Subsequently the plaintiff filed in the cause a motion to vacate the above order insofar as it pertained to the second count and to allow him to amend that count, and, in the alternative, to transfer the second count to the law side of the court. By the second order appealed from herein, the court denied the plaintiff’s said motion to vacate or transfer.

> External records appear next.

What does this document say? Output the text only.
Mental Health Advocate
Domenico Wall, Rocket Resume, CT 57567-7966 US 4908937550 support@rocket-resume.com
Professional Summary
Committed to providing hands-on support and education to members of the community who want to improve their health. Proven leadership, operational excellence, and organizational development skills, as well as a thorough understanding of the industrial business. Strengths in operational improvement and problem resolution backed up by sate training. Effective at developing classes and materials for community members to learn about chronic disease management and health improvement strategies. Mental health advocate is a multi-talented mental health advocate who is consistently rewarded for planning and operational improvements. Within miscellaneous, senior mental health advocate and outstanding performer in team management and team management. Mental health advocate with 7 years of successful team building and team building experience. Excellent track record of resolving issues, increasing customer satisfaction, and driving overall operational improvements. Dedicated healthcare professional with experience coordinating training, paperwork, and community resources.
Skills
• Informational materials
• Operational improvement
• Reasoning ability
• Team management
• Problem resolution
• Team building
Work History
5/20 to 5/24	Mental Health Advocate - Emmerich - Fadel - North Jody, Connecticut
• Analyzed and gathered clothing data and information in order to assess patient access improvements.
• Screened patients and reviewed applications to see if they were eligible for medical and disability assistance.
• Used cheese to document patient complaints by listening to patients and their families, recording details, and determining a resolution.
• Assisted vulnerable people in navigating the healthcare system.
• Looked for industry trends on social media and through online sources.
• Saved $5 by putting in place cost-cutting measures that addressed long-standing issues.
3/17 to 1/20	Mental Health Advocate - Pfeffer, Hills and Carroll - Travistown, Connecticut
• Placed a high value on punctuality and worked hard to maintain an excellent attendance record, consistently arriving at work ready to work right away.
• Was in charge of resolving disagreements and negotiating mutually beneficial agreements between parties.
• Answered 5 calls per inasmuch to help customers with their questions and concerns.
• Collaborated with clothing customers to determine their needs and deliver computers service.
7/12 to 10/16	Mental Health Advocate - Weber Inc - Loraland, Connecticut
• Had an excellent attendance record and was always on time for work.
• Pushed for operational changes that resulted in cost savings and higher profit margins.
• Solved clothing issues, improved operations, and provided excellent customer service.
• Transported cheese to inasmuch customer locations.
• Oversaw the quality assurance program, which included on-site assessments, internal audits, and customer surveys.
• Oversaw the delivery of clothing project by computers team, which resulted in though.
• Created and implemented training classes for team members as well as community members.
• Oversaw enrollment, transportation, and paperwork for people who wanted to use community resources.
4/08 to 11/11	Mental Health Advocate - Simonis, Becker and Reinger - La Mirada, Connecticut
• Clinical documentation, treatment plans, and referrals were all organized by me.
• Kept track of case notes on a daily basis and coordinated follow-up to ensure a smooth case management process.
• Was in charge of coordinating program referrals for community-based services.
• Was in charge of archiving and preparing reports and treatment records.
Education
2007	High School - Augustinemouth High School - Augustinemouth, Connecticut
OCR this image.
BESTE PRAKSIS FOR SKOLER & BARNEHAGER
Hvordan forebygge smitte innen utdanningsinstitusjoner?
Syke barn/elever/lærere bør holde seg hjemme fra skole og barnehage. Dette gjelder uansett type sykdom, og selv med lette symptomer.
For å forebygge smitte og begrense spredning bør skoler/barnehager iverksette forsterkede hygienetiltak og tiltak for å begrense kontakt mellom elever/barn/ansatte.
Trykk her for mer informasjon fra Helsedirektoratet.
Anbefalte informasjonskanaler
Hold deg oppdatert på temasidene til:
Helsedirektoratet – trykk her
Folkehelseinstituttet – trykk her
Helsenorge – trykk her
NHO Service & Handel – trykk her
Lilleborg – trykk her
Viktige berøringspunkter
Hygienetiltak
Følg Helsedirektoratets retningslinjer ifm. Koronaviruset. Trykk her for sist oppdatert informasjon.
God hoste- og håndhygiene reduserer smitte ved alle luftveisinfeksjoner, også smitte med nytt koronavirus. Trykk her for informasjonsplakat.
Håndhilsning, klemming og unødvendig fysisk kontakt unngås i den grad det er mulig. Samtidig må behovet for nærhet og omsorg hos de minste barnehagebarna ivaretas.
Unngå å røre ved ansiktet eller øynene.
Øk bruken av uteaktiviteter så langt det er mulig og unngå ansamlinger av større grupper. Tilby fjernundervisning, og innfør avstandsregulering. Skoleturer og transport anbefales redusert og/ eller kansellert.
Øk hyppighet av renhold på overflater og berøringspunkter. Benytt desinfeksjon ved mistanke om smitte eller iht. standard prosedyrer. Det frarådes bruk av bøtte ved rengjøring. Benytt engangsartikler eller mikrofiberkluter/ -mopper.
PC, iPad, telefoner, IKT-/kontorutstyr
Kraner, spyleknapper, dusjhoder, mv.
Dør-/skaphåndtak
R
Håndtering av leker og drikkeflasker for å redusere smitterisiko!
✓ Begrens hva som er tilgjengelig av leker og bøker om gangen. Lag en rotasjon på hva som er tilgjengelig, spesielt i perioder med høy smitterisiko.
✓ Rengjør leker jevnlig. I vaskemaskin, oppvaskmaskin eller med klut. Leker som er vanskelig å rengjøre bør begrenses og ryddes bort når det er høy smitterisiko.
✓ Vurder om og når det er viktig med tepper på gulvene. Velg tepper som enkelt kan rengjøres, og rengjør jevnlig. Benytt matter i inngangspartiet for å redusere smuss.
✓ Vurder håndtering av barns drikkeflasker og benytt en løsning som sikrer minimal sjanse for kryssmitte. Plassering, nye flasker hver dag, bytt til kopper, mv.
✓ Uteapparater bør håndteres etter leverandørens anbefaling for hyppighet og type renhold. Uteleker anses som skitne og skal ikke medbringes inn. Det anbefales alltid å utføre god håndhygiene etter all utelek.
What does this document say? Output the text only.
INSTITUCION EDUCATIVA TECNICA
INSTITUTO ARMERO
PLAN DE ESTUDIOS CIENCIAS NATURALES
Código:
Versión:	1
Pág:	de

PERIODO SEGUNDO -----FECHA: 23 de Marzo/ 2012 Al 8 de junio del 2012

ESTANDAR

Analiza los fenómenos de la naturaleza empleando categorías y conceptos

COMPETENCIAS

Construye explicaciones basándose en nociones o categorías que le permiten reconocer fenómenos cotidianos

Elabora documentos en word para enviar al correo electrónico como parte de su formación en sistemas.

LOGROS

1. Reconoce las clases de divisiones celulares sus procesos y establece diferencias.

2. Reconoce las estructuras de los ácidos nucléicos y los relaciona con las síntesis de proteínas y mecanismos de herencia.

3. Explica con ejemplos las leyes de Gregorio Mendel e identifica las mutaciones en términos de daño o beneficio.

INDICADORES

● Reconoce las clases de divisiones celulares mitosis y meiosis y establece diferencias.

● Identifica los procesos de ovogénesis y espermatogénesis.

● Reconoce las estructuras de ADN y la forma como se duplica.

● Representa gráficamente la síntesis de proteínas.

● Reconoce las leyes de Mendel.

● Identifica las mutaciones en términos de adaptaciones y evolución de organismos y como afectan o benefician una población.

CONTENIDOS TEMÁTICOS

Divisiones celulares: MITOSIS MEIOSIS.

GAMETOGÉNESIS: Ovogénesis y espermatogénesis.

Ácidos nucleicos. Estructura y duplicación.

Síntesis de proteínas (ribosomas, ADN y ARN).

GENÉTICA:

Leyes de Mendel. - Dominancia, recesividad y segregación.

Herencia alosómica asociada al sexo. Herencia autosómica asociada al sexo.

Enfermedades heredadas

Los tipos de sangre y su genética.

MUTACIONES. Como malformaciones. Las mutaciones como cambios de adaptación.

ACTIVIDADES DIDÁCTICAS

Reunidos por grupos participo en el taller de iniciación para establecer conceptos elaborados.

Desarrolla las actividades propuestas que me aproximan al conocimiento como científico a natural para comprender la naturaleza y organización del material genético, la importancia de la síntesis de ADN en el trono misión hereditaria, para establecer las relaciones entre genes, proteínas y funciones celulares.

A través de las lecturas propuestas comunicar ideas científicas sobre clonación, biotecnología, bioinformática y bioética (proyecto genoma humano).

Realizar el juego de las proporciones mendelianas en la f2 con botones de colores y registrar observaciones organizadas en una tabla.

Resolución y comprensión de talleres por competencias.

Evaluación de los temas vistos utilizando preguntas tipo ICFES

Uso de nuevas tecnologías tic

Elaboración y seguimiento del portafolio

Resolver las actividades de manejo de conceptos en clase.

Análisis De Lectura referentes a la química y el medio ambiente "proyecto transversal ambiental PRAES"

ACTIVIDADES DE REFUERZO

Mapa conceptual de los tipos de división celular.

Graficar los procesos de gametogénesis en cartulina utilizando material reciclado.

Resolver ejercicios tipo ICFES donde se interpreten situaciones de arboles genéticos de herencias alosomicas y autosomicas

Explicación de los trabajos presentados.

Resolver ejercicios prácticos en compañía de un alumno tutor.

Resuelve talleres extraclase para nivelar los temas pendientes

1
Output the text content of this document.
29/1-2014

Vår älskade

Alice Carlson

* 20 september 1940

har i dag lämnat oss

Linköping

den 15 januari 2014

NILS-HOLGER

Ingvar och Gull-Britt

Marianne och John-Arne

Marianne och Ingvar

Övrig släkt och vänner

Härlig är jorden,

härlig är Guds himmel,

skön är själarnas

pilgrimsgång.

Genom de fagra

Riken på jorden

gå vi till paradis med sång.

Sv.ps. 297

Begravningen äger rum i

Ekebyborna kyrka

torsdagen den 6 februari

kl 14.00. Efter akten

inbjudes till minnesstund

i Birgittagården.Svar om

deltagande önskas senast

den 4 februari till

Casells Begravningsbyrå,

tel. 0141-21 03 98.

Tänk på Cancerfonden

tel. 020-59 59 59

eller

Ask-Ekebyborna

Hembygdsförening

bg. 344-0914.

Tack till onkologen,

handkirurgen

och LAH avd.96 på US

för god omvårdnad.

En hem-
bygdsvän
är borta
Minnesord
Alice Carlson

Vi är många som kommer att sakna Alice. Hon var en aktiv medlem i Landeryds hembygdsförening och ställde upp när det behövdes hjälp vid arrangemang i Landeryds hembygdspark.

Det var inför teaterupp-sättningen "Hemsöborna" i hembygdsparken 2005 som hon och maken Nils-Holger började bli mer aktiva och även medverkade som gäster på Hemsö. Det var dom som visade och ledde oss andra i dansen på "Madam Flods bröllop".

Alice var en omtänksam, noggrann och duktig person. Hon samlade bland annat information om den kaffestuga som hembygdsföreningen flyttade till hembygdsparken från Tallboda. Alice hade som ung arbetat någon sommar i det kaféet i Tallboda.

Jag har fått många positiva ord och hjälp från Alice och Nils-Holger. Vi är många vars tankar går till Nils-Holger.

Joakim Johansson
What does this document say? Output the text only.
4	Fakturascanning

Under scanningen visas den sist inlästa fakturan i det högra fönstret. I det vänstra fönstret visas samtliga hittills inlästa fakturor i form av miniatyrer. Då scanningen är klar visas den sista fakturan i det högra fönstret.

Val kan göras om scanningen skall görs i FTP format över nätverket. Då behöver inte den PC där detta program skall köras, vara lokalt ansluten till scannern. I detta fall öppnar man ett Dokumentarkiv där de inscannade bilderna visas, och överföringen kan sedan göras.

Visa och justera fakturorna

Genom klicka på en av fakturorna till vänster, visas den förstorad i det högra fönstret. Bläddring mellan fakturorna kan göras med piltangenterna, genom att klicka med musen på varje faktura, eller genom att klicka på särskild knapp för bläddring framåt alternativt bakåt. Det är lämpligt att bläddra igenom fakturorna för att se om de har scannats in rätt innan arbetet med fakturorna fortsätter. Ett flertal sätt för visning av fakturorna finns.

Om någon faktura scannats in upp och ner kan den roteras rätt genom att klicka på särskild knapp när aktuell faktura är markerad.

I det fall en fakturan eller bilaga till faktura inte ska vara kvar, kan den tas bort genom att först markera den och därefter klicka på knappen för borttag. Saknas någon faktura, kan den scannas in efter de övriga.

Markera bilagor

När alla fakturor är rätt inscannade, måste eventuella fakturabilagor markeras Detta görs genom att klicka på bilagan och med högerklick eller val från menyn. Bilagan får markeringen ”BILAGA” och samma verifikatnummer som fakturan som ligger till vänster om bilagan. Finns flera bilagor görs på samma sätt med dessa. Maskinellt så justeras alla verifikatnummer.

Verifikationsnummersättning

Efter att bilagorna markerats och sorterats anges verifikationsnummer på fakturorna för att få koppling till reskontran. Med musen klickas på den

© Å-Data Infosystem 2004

That part of the plaintiff’s said motion petitioning for the transfer of the cause of action stated in the second count to the law side of the court, invoked the provisions of paragraph (a) of Rule 1.39 of the Florida Rules of Civil Procedure, 30 F.S.A., which paragraph reads as follows:
“(a) Transfers of Actions. If at any time it appears that an action has been commenced either in equity or at law when it should have been brought on the opposite side of the court it shall be forthwith transferred to the proper side and proceeded with without interruption. In such case the court, without notice, may enter an order noting that the case was brought on the wrong side of the court and further ordering the clerk to docket the case on the proper side. The case shall proceed thereafter as though it were originally instituted on *351the proper side of the court and no further amendments shall be necessary to change phraseology in the pleadings so far as this error is concerned. The case shall proceed as though originally instituted on the proper side oí the court.”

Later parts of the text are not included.